Social Democrat federal parliamentary group deputy chairman Eva Högl told the "Frankfurter Rundschau" newspaper Friday that abolition was "not attainable with the SPD," which currently is part of Merkel's federal grand coalition government.
"Purported loyality conflicts are not a mitigating argument, but just ostensible and pure, cheap propaganda" aimed at placing dual citizenship holders under general suspicion, Högl added.
Dual citizenship lingering issue
Germany balked on adopting dual citizenship as a legislated norm in 2000 after an abrasive election in Hesse state but nevertheless an estimated 4.3 million Germans now have a second nationality, led by persons with links to Poland, Russia and Turkey.
Hundreds of Britons jolted by the Brexit referendum decision on 23 June are also seeking German citizenship.
On burqas, de Maiziere and Merkel, have already soft-pedaled on some conservatives' calls to ban Muslim women from wearing the body-obscuring clothing in public, citing constitutional hurdles upholding religious freedoms.
Merkel, meeting conservative ministers on Thursday, said women wearing the burka has "little chance to integrate" in Germany, while de Maiziere said a burka ban legislated in France had not led to a reduction in its usage.
Only minority wear headscarfs
More than two-thirds of Muslim women in Germany do not even wear a headscarf, according to a study by the Federal Office for Migration and Refugees.
Hardly any women wore it, said Aiman Mazyek, the high-profile head of the Central Council of Muslims, one of the numerous groups representing Muslims across Germany.
Germany is home to about four million Muslims or about five percent of its total population of 81 million.
Germany, like France and Belgium, is on edge since several violent attacks last month. Two were subsequently claimed by the "Islamic State" militant group notorious for its brutality in parts of Syria and Iraq.

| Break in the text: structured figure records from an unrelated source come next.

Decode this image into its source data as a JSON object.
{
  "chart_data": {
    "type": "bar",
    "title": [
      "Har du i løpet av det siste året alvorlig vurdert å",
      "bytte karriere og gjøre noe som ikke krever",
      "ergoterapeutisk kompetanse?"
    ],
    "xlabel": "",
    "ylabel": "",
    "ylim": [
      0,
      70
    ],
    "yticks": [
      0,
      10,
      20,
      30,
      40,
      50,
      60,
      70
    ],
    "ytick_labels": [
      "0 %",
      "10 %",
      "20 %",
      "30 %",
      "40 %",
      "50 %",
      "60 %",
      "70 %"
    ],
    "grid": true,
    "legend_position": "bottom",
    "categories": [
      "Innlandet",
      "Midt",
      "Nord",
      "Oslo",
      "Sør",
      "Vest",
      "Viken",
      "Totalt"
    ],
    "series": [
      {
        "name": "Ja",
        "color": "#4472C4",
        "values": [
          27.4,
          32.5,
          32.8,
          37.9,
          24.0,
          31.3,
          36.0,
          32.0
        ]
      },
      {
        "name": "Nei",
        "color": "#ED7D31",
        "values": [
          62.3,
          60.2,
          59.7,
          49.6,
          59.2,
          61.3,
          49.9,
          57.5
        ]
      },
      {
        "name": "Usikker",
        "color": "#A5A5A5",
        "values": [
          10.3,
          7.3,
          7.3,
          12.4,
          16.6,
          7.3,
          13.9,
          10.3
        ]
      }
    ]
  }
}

'No linkage,' says Turkish grouping
The TBB Turkish federation spanning some 30 organizations in the Berlin-Brandenburg region said Thursday "there is no linkage between terrorism and the burqa or public risk potential and dual citizenship."
"This is absurdly populist and an attempt to overtake the AfD on the right, said TBB spokeswoman Ayse Demir at a meeting with Federal Labor Minister Andrea Nahles of the SPD, which currently governs in a coalition with Merkel's alliance.
"This whole debate is a massive regression," added Demir, "because it sows mistrust and resentments."
Nahles rejected the call from some conservatives to rid Germany of dual citizenship, describing it as "errant" proposition that carried the message "you don't belong."
"One has the impression that some [individuals] want to boost their profile," Nahles said.
Berlin city-states' senate election takes place on September 18. Mecklenburg West-Pomerania's poll is set for September 4. Both assemblies are currently headed by Social Democrats: Michael Müller in Berlin, and Erwin Sellering in Schwerin.